Non, il n'est pas question ici que de violence verbale ou psychologique subie par les hommes, réalité que Mme Maréchal connaîtrait si seulement elle avait la décence de se documenter correctement sur les sujets qu'elle traite avant de se tirer dans le pied.

D'où vient cette statistique ?

Mais il ne s'agit pas là de la pire fausseté de la chronique de Mme Maréchal. La voici:

«Une femme sur quatre au Québec est victime de violence dans son couple. Ce n'est pas un problème de société. C'est bien pire, c'est un fléau immense, dont on n'ose parler que quelques jours par année.»

Rengainez vite vos mouchoirs...

La statistique invoquée par Mme Maréchal, dont elle ne cite pas la source, proviendrait de l'enquête sociale générale de Statistique Canada de 1993, citée dans ce lien par une intervenante de la DPJ. Un chiffre qui n'a jamais été reconfirmé par le suite par les études similaires qui ont suivi en 1999, en 2004, ni en 2009, et pour cause. Dans le documentaire sur la violence féminine intitulé Pied de biche, de Robert Favreau et Rachel Verdon, le statisticien Denis Laroche explique (vers 3 min 33) que des groupes féministes avaient été associés à la confection de l'enquête de 1993, ce qui en avait considérablement faussé la démarche scientifique.

En clair, la statistique citée par Mme Maréchal ne vaut rien. Précisons que, toujours à cause des mêmes idéologues, les hommes ont été exclus des statistiques sur la violence conjugale. Il faudra attendre 1999 pour qu'enfin ils soient considérés comme victimes par Statistique Canada.

Mme Maréchal continue par ailleurs de n'attribuer qu'aux femmes des comportements également ressentis par les hommes victimes de violence conjugale:

«C'est donc difficile pour une femme de témoigner de la violence qu'elle a subie.»

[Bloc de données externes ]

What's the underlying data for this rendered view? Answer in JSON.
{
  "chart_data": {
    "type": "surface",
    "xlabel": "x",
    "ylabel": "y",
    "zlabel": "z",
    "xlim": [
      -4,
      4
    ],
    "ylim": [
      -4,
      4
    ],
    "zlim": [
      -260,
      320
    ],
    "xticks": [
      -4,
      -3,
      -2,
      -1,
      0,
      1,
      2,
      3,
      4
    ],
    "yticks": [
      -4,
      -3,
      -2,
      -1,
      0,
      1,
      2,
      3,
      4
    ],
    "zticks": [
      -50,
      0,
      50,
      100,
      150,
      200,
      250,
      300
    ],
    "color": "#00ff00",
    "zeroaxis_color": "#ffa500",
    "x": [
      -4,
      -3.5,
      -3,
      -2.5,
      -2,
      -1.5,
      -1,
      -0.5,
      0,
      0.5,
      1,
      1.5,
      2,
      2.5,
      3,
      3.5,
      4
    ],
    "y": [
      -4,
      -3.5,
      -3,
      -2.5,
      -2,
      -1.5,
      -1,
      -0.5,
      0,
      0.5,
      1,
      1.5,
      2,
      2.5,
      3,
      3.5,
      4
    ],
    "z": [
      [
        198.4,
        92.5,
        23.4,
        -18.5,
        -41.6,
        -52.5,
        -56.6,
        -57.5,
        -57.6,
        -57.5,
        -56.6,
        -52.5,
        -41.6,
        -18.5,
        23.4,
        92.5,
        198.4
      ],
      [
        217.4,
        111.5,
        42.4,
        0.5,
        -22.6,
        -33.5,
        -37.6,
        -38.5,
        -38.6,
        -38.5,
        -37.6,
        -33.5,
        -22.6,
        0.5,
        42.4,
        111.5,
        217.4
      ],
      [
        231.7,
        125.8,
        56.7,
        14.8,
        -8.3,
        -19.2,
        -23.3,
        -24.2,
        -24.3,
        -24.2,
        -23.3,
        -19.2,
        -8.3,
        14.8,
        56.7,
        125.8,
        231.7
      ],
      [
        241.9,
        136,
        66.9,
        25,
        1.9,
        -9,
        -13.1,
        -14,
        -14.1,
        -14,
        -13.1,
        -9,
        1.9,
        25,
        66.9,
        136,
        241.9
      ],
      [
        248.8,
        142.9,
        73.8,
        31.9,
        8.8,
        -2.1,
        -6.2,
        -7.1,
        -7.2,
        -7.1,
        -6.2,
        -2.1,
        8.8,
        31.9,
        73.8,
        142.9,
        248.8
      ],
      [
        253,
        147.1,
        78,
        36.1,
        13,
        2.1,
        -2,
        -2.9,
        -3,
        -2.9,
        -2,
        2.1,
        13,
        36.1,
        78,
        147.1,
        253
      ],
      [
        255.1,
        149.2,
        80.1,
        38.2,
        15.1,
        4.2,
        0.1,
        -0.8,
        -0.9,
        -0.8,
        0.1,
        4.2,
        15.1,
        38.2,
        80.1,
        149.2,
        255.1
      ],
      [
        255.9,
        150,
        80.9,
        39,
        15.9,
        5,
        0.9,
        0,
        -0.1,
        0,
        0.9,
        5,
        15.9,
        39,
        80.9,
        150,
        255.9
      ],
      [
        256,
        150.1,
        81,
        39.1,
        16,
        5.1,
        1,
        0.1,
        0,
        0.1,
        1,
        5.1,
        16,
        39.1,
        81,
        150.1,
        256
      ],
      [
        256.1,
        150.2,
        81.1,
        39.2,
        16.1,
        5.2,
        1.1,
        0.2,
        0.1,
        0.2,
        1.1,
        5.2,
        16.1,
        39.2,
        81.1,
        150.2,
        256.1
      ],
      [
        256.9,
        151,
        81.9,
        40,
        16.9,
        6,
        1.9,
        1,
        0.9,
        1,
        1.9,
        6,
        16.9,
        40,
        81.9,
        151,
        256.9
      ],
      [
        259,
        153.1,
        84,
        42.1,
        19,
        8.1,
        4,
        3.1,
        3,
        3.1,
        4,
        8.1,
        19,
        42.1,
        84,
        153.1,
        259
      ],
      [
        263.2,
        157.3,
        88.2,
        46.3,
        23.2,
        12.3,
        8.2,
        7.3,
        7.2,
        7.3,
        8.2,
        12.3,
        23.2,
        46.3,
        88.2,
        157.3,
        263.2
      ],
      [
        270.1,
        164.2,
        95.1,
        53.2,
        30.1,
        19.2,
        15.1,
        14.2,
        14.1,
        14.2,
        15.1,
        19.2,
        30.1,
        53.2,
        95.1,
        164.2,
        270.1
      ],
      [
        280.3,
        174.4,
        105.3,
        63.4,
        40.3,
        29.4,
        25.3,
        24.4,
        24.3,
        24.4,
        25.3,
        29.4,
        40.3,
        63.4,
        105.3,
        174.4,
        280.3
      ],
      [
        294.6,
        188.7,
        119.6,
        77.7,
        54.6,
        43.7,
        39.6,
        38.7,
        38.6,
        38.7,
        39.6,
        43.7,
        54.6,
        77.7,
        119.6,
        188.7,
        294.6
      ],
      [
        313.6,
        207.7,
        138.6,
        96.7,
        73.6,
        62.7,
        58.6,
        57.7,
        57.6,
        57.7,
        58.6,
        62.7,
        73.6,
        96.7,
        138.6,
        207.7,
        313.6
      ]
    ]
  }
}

Imaginez alors pour un homme !

Quand on sait l'accueil réservé aux hommes qui osent porter plainte pour violence conjugale, traités de «moumounes» et d'autres politesses par des policiers qui leur disent de «mettre leurs culottes», on se demande si la chroniqueuse réside bien sur la planète terre. Dans plusieurs cas, quand l'homme appelle au secours, c'est lui qu'on arrête en vertu de la politique d'intervention en violence conjugale, une injustice méticuleusement dissimulée par nos médias.

Mme Maréchal renchérit:

«Pour elle (la femme victime), c'est un constat d'échec qui laisse des bleus au corps, mais aussi au cœur. C'est devoir avouer qu'elle s'est trompée, qu'elle a aimé le mauvais "gars".»

Si seulement Mme Maréchal pouvait sortir de ses ornières idéologiques et s'informer enfin sur un sujet aussi sensible que le violence conjugale, en dehors des diktats féministes. Je lui recommande la lecture de L'homme battu de Sophie Torrent, un essai très éclairant dans lequel elle constaterait que des hommes vivent des réalités similaires à celles qu'elle décrit.

Toujours en phase avec un discours féministe usé marqué par le repli sur soi, elle conclut :

«Il faut que les femmes trouvent la force de s'en sortir pour elles et leurs enfants. Car l'amour ne doit ni menacer ni tuer.»

C'est aussi vrai pour les hommes et les enfants qui doivent quitter la maison parce que maman a sauté sa coche et qui se retrouvent sans ressources alors que ces dernières abondent pour les mères et les enfants en pareille situation.

Mais on anticipe alors sans problème la réaction que pourrait avoir Mme Maréchal:

«Pourquoi chaque fois qu'il est question de mères et d'enfants menacés par un homme, y a-t-il quelqu'un qui croit bon de rappeler que des pères et leurs enfants aussi doivent être aidés?»

Parce que c'est évident. Et qu'il est urgent d'agir, en dehors de toute déviance idéologique.